Tesla has started delivering Model 3 electric cars built at its Shanghai factory in just under a year since it began work on the $2 billion plant, a record for global automakers in China, and said it would ramp up deliveries from next month.
The US electric vehicle maker marked the start with an event on Monday where 15 Tesla employees received cars they had purchased, one of whom took the opportunity to propose marriage to his girlfriend after getting his new set of wheels.
The China-made Model 3 sedans are priced at 355,800 yuan ($50,000) before subsidies. Imported Model 3 vehicles start at 439,000 yuan for the longer-range version, while the standard range plus model costs under $40,000 in the United States. The Shanghai plant, up and running in just 357 days, is part of Tesla’s plans to bolster its presence in the world’s biggest car market and minimise the impact of the US-China trade war.
The automaker, which previously imported all the cars it sold in China, had said it wanted to start deliveries from the Shanghai plant before the Lunar New Year beginning on Jan.25.
“From now onwards China-made Model 3 vehicles will start running on China’s large streets and small lanes,” Tesla Vice President Tao Lin said at the delivery ceremony which was attended by employees and Shanghai government officials.
China General Manager for the Silicon Valley carmaker Wang Hao said Tesla plans to ramp up Model 3 deliveries in January.
The Chinese government has been supportive of the factory, the first wholly foreign-owned car plant and a reflection of Beijing’s broader shift to open up its auto market.
Tesla has taken a different approach to the Chinese market, the world’s biggest for electric vehicles with 1.3 million new-energy vehicles sold last year, as is evident from its marketing blitz in the country that is quite unlike anywhere else.
The company and its flamboyant billionaire CEO Elon Musk openly disdain marketing, but in China Tesla has offered racing events and showroom parties. It is also building service centres and charging stations across China to assure customers of standardised after-sales service, Tesla’s senior executives said, confirming a Reuters report on the plans published last month.
The car maker will double the number of service centres and fast charging stations in China next year, and plans to more than double its after-sales workforce to 1,500 from about 600 currently, the executives added.
Wang also told reporters the plant had achieved a production target of 1,000 units a week, or around 280 cars a day, and that sales for the China-made sedan had so far been “very good”.
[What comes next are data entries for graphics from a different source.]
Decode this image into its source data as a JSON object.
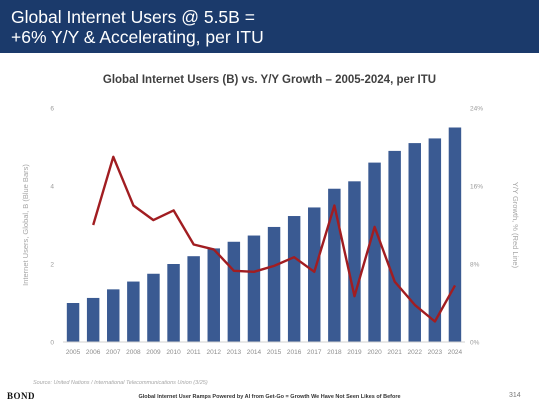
{
  "header": {
    "title": "Global Internet Users @ 5.5B =\n+6% Y/Y & Accelerating, per ITU",
    "background": "#1b3a6b"
  },
  "chart_data": {
    "type": "bar",
    "title": "Global Internet Users (B) vs. Y/Y Growth – 2005-2024, per ITU",
    "categories": [
      "2005",
      "2006",
      "2007",
      "2008",
      "2009",
      "2010",
      "2011",
      "2012",
      "2013",
      "2014",
      "2015",
      "2016",
      "2017",
      "2018",
      "2019",
      "2020",
      "2021",
      "2022",
      "2023",
      "2024"
    ],
    "series": [
      {
        "name": "Internet Users, Global, B (Blue Bars)",
        "type": "bar",
        "axis": "left",
        "color": "#3a5a92",
        "values": [
          1.0,
          1.13,
          1.35,
          1.55,
          1.75,
          2.0,
          2.2,
          2.4,
          2.57,
          2.73,
          2.95,
          3.23,
          3.45,
          3.93,
          4.12,
          4.6,
          4.9,
          5.1,
          5.22,
          5.5
        ]
      },
      {
        "name": "Y/Y Growth, % (Red Line)",
        "type": "line",
        "axis": "right",
        "color": "#a11d21",
        "values": [
          null,
          12.0,
          19.0,
          14.0,
          12.5,
          13.5,
          10.0,
          9.5,
          7.3,
          7.2,
          7.8,
          8.7,
          7.2,
          14.0,
          4.7,
          11.8,
          6.2,
          3.8,
          2.1,
          5.8
        ]
      }
    ],
    "ylabel": "Internet Users, Global, B (Blue Bars)",
    "y2label": "Y/Y Growth, % (Red Line)",
    "ylim": [
      0,
      6
    ],
    "y2lim": [
      0,
      24
    ],
    "yticks": [
      "0",
      "2",
      "4",
      "6"
    ],
    "y2ticks": [
      "0%",
      "8%",
      "16%",
      "24%"
    ],
    "grid": false
  },
  "footer": {
    "source": "Source: United Nations / International Telecommunications Union (3/25)",
    "logo": "BOND",
    "text": "Global Internet User Ramps Powered by AI from Get-Go = Growth We Have Not Seen Likes of Before",
    "page": "314"
  }
}
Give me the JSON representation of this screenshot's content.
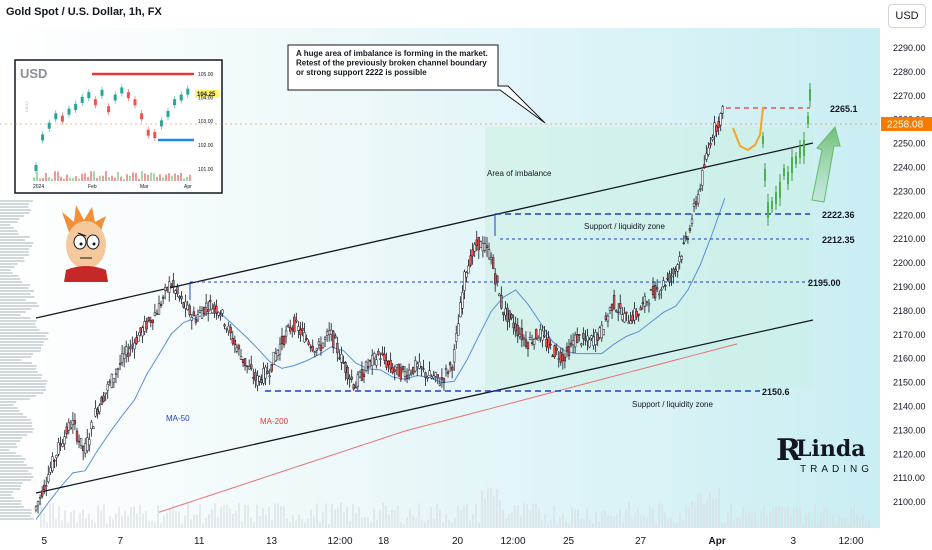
{
  "header": {
    "title": "Gold Spot / U.S. Dollar, 1h, FX",
    "currency_button": "USD"
  },
  "price_axis": {
    "ticks": [
      "2290.00",
      "2280.00",
      "2270.00",
      "2260.00",
      "2250.00",
      "2240.00",
      "2230.00",
      "2220.00",
      "2210.00",
      "2200.00",
      "2190.00",
      "2180.00",
      "2170.00",
      "2160.00",
      "2150.00",
      "2140.00",
      "2130.00",
      "2120.00",
      "2110.00",
      "2100.00"
    ],
    "current_price": "2258.08",
    "current_price_color": "#f57c00"
  },
  "time_axis": {
    "labels": [
      "5",
      "7",
      "11",
      "13",
      "12:00",
      "18",
      "20",
      "12:00",
      "25",
      "27",
      "Apr",
      "3",
      "12:00"
    ]
  },
  "annotation": "A huge area of imbalance is forming in the market.\nRetest of the previously broken channel boundary\nor strong support 2222 is possible",
  "labels": {
    "area_of_imbalance": "Area of imbalance",
    "support_zone_upper": "Support / liquidity zone",
    "support_zone_lower": "Support / liquidity zone",
    "ma50": "MA-50",
    "ma200": "MA-200"
  },
  "levels": [
    {
      "value": "2265.1",
      "color": "#e53935",
      "style": "dashed"
    },
    {
      "value": "2222.36",
      "color": "#1e3fbf",
      "style": "dashed"
    },
    {
      "value": "2212.35",
      "color": "#1e3fbf",
      "style": "dotted"
    },
    {
      "value": "2195.00",
      "color": "#1e3fbf",
      "style": "dotted"
    },
    {
      "value": "2150.6",
      "color": "#1e3fbf",
      "style": "dashed"
    }
  ],
  "inset": {
    "title": "USD",
    "price_labels": [
      "105.00",
      "104.00",
      "103.00",
      "102.00",
      "101.00"
    ],
    "current_value": "104.25",
    "time_labels": [
      "2024",
      "Feb",
      "Mar",
      "Apr"
    ],
    "side_text": "DAILY"
  },
  "watermark": {
    "brand": "Linda",
    "sub": "TRADING"
  },
  "colors": {
    "bull": "#26a69a",
    "bear": "#ef5350",
    "candle": "#131722",
    "channel": "#131722",
    "ma50": "#5a8fd8",
    "ma200": "#e57373"
  },
  "chart_data": {
    "type": "line",
    "title": "Gold Spot / U.S. Dollar, 1h, FX",
    "ylim": [
      2097,
      2297
    ],
    "series": [
      {
        "name": "MA-50"
      },
      {
        "name": "MA-200"
      }
    ],
    "close_path": [
      [
        0,
        2098
      ],
      [
        1,
        2112
      ],
      [
        2,
        2125
      ],
      [
        3,
        2135
      ],
      [
        4,
        2122
      ],
      [
        5,
        2140
      ],
      [
        6,
        2150
      ],
      [
        7,
        2160
      ],
      [
        8,
        2168
      ],
      [
        9,
        2175
      ],
      [
        10,
        2182
      ],
      [
        11,
        2193
      ],
      [
        12,
        2184
      ],
      [
        13,
        2178
      ],
      [
        14,
        2184
      ],
      [
        15,
        2182
      ],
      [
        16,
        2170
      ],
      [
        17,
        2160
      ],
      [
        18,
        2152
      ],
      [
        19,
        2156
      ],
      [
        20,
        2168
      ],
      [
        21,
        2176
      ],
      [
        22,
        2170
      ],
      [
        23,
        2165
      ],
      [
        24,
        2172
      ],
      [
        25,
        2160
      ],
      [
        26,
        2150
      ],
      [
        27,
        2158
      ],
      [
        28,
        2163
      ],
      [
        29,
        2157
      ],
      [
        30,
        2155
      ],
      [
        31,
        2158
      ],
      [
        32,
        2154
      ],
      [
        33,
        2152
      ],
      [
        34,
        2160
      ],
      [
        35,
        2198
      ],
      [
        36,
        2210
      ],
      [
        37,
        2205
      ],
      [
        38,
        2182
      ],
      [
        39,
        2175
      ],
      [
        40,
        2168
      ],
      [
        41,
        2172
      ],
      [
        42,
        2165
      ],
      [
        43,
        2162
      ],
      [
        44,
        2170
      ],
      [
        45,
        2168
      ],
      [
        46,
        2172
      ],
      [
        47,
        2185
      ],
      [
        48,
        2178
      ],
      [
        49,
        2180
      ],
      [
        50,
        2188
      ],
      [
        51,
        2192
      ],
      [
        52,
        2198
      ],
      [
        53,
        2212
      ],
      [
        54,
        2232
      ],
      [
        55,
        2255
      ],
      [
        56,
        2265
      ]
    ],
    "channel": {
      "upper": [
        [
          0,
          2180
        ],
        [
          58,
          2252
        ]
      ],
      "lower": [
        [
          0,
          2110
        ],
        [
          58,
          2180
        ]
      ]
    },
    "scenarios": [
      {
        "name": "retest channel",
        "color": "#f5a623",
        "points": [
          [
            56,
            2262
          ],
          [
            57,
            2252
          ],
          [
            58,
            2248
          ],
          [
            59,
            2263
          ]
        ]
      },
      {
        "name": "support 2222",
        "color": "#4caf50",
        "points": [
          [
            58,
            2252
          ],
          [
            59,
            2222
          ],
          [
            61,
            2226
          ],
          [
            63,
            2245
          ],
          [
            64,
            2270
          ]
        ]
      }
    ]
  }
}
Meanwhile Tesla’s shares traded above $420, more than a year after Elon Musk tweeted he had “funding secured” to take the electric car maker private at that price, only to later give up under investor pressure and regulatory concerns on Dec.25.
In recent months, Tesla’s shares have had a run of good fortune on the back of a rare quarterly profit reported in October, news of production ramp-up in its China factory and upbeat early deposits for its recently launched electric pickup truck.
Orders for the company’s Cybertruck have reached close to the record set by its Model 3 sedans in 2016.
“The stock is so high,” Musk tweeted on Monday, after Tesla shares crossed the $420 mark. The number 420 is closely associated with marijuana as a slang for the consumption of cannabis. It also refers to cannabis-related celebrations that take place annually on April 20.
The take-private tweet in August last year, at a time when Tesla was trading in the mid-$330s, had taken shares as high as $387. Later in the month, shares were closer to $320 amid intense regulatory scrutiny.
The US Securities and Exchange commission fined Musk and Tesla $20 million each for the $420 tweet.
Musk was also forced to step down as chairman and must submit any public statements about Tesla’s finances and other topics to be vetted by a legal counsel.
Reuters reported earlier that the company and a group of Chinese banks have agreed to a new 10 billion yuan ($1.4 billion), five-year loan facility for the automaker’s Shanghai car plant.